Multi-family rental performance continues to diverge across North America. While Canada remains a tighter market, the wave of new deliveries has finally had its intended effect, moderating rental rate growth and pushing national vacancy rates up from 2.2% to 3.1%, according to Canada Mortgage and Housing Corporation (CMHC). In the U.S., several high-growth metros are working through a wave of new deliveries, leading to more competitive leasing conditions and, in some areas, increased use of tenant incentives as new projects lease up. By contrast, larger, supply-constrained urban markets have largely stabilized, with construction pipelines remaining more limited. Across both countries, rising operating costs—from insurance to utilities—continue to place pressure on margins, underscoring the need for operational efficiency and attainable rent profiles.

Office remains the most fragmented segment. CBRE research continues to highlight high vacancy rates in older, commodity buildings for many downtown cores. At the same time, demand for well-located, amenity-rich space has proven more durable. 

Refinancing, restructuring and selective opportunity

Loan maturities will continue to shape market activity heading into 2026. A meaningful share of mortgages originated in the low-rate era of the late 2010s are now rolling over at higher costs of capital. In its fall 2025 Commercial Real Estate Debt Universe report, Trepp estimates U.S. banks alone have roughly US$598 billion of CRE loans maturing by the end of 2026, indicating a substantial refinancing horizon for 2025–26, while Canadian borrowers face similar renewal pressures within a more conservative lending framework.

Entering 2026: clarity before acceleration

The defining feature of 2026 may not be a sharp uptick in deal flow, but a clearer operating framework. After several years of abrupt rate movements, central banks appear closer to the end of their easing cycles. While interest rates remain materially higher than pre-2022 levels, reduced policy volatility has improved visibility for both borrowers and lenders.

That clarity is beginning to show up in pricing. CBRE reports that bid-ask spreads narrowed through late 2025 in sectors with the strongest fundamentals—particularly industrial, multi-family and grocery-anchored retail—as buyer and seller expectations began to converge.

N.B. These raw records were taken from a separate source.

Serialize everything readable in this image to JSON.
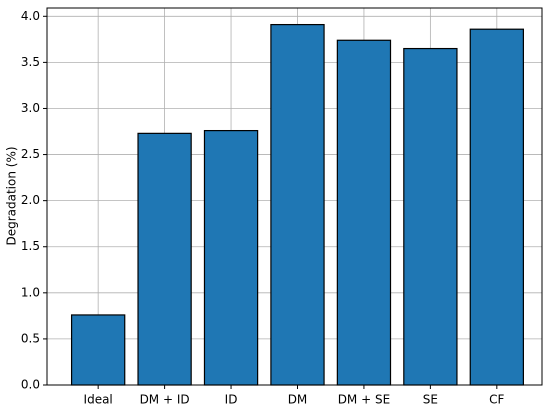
{
  "chart_data": {
    "type": "bar",
    "y_label": "Degradation (%)",
    "categories": [
      "Ideal",
      "DM + ID",
      "ID",
      "DM",
      "DM + SE",
      "SE",
      "CF"
    ],
    "values": [
      0.76,
      2.73,
      2.76,
      3.91,
      3.74,
      3.65,
      3.86
    ],
    "color": "#1f77b4",
    "ylim": [
      0,
      4.09
    ],
    "yticks": [
      {
        "value": 0,
        "label": "0.0"
      },
      0.5,
      {
        "value": 1,
        "label": "1.0"
      },
      1.5,
      {
        "value": 2,
        "label": "2.0"
      },
      2.5,
      {
        "value": 3,
        "label": "3.0"
      },
      3.5,
      {
        "value": 4,
        "label": "4.0"
      }
    ],
    "grid": true
  }
}
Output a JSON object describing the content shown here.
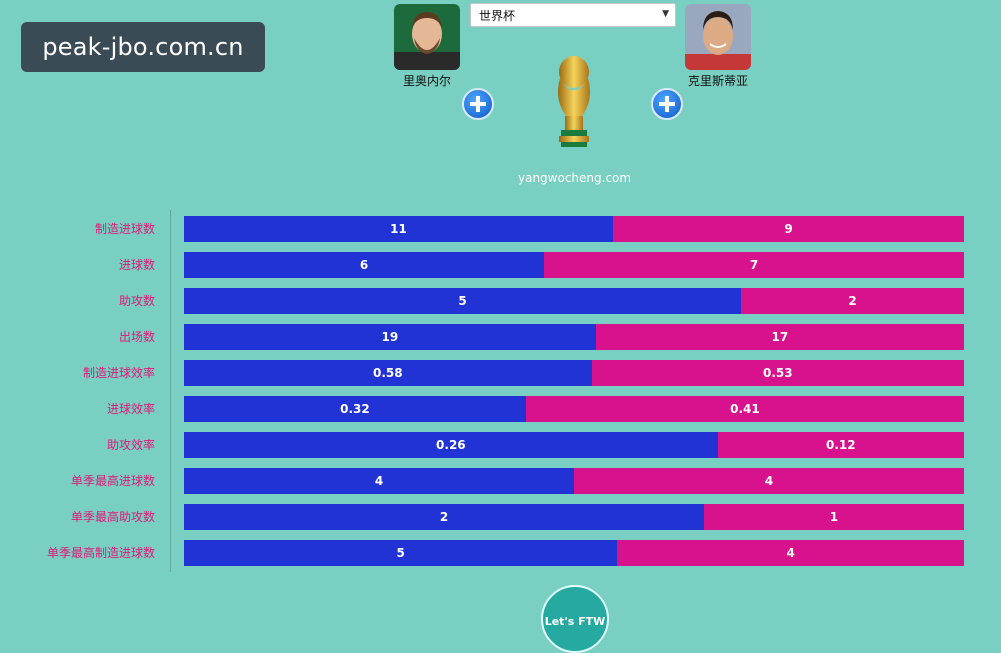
{
  "watermark": "peak-jbo.com.cn",
  "select": {
    "value": "世界杯"
  },
  "players": {
    "left": {
      "name": "里奥内尔"
    },
    "right": {
      "name": "克里斯蒂亚"
    }
  },
  "site": "yangwocheng.com",
  "footer_badge": "Let's FTW",
  "colors": {
    "left_player": "#2233d6",
    "right_player": "#d8128c",
    "background": "#79cfc1",
    "label": "#e0197a"
  },
  "chart_data": {
    "type": "bar",
    "orientation": "horizontal-stacked-100",
    "categories": [
      "制造进球数",
      "进球数",
      "助攻数",
      "出场数",
      "制造进球效率",
      "进球效率",
      "助攻效率",
      "单季最高进球数",
      "单季最高助攻数",
      "单季最高制造进球数"
    ],
    "series": [
      {
        "name": "里奥内尔",
        "values": [
          "11",
          "6",
          "5",
          "19",
          "0.58",
          "0.32",
          "0.26",
          "4",
          "2",
          "5"
        ]
      },
      {
        "name": "克里斯蒂亚",
        "values": [
          "9",
          "7",
          "2",
          "17",
          "0.53",
          "0.41",
          "0.12",
          "4",
          "1",
          "4"
        ]
      }
    ]
  }
}
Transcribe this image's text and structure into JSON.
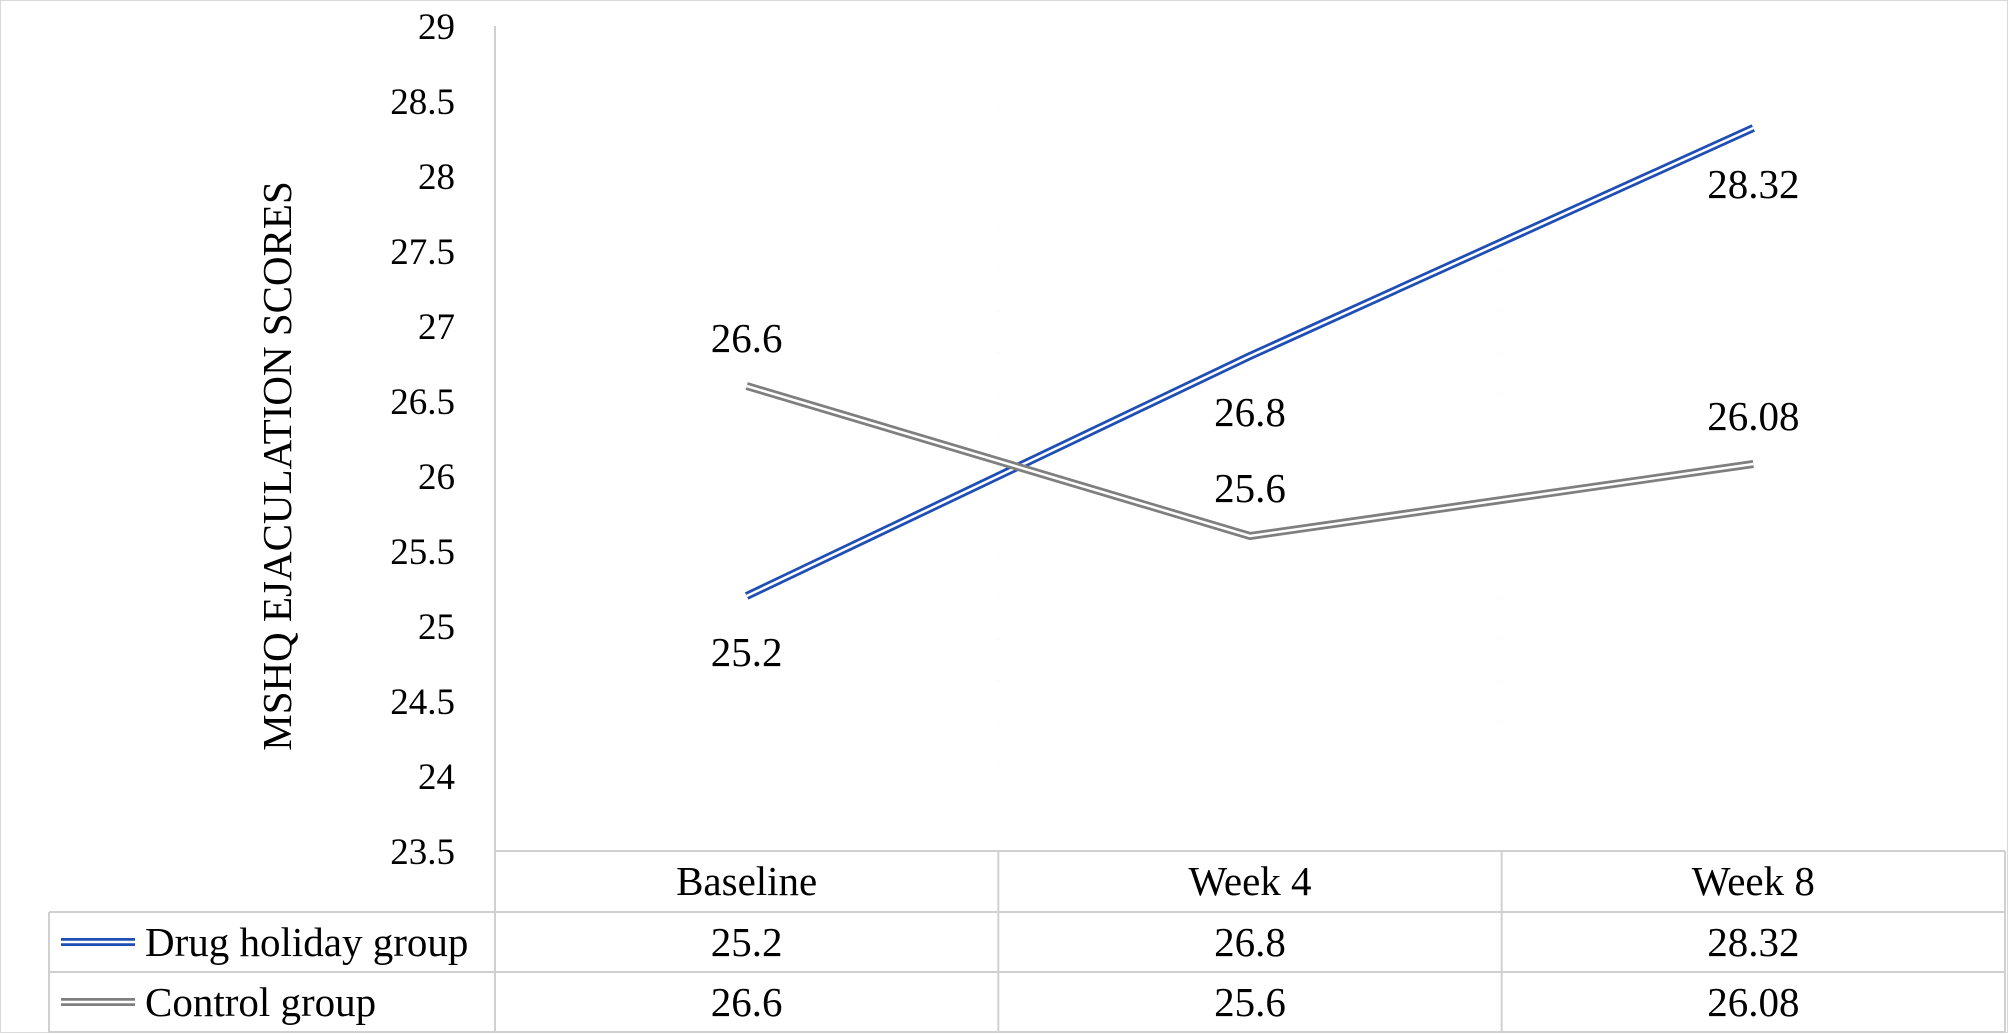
{
  "chart_data": {
    "type": "line",
    "title": "",
    "xlabel": "",
    "ylabel": "MSHQ EJACULATION SCORES",
    "ylim": [
      23.5,
      29
    ],
    "ytick_step": 0.5,
    "yticks": [
      "23.5",
      "24",
      "24.5",
      "25",
      "25.5",
      "26",
      "26.5",
      "27",
      "27.5",
      "28",
      "28.5",
      "29"
    ],
    "categories": [
      "Baseline",
      "Week 4",
      "Week 8"
    ],
    "grid": false,
    "legend": "data-table",
    "series": [
      {
        "name": "Drug holiday group",
        "values": [
          25.2,
          26.8,
          28.32
        ],
        "labels": [
          "25.2",
          "26.8",
          "28.32"
        ],
        "color": "#1f4eb4"
      },
      {
        "name": "Control group",
        "values": [
          26.6,
          25.6,
          26.08
        ],
        "labels": [
          "26.6",
          "25.6",
          "26.08"
        ],
        "color": "#7f7f7f"
      }
    ]
  }
}
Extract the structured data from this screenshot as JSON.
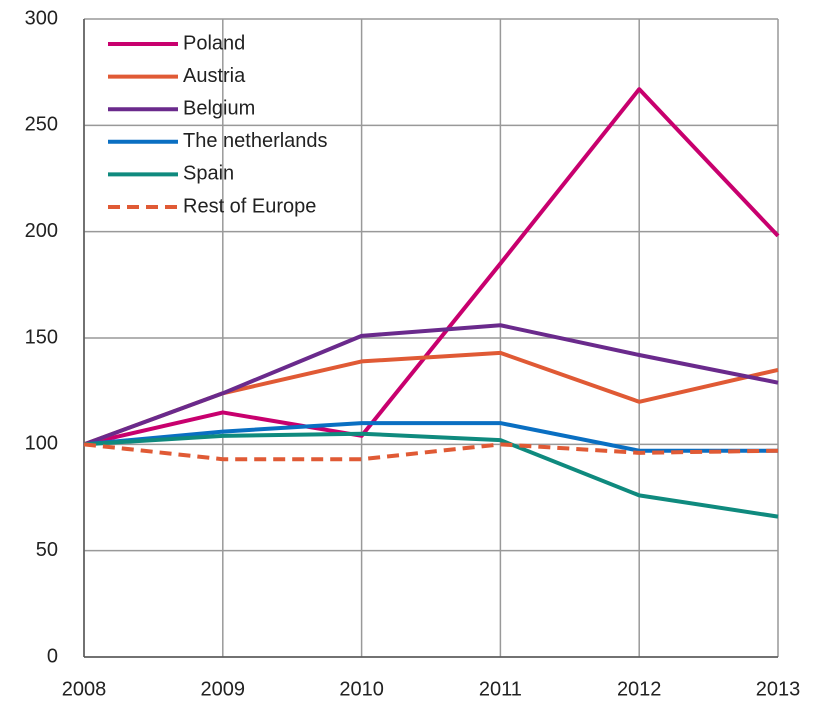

Preqin notes a significant pool of private real estate capital remains undeployed. Rather than waiting for further rate cuts, many investors are reassessing opportunities that can perform under today’s borrowing costs.

The result is a shift away from timing the next inflection point and toward structuring investments to operate effectively in a more normalized environment.

A more grounded path forward

Across the industry, capital is being allocated with far more scrutiny than in prior cycles. Rather than relying on broad market appreciation, investors are evaluating opportunities through a narrower lens: the strength of local fundamentals, clarity of policy, the reliability of income streams in a higher-cost environment, paired with project viability. Momentum is emerging first in sectors and jurisdictions where these conditions are most predictable.

If 2024 marked the beginning of repricing and 2025 represented the search for stability, 2026 is shaping up to be the year the sector establishes a more durable footing.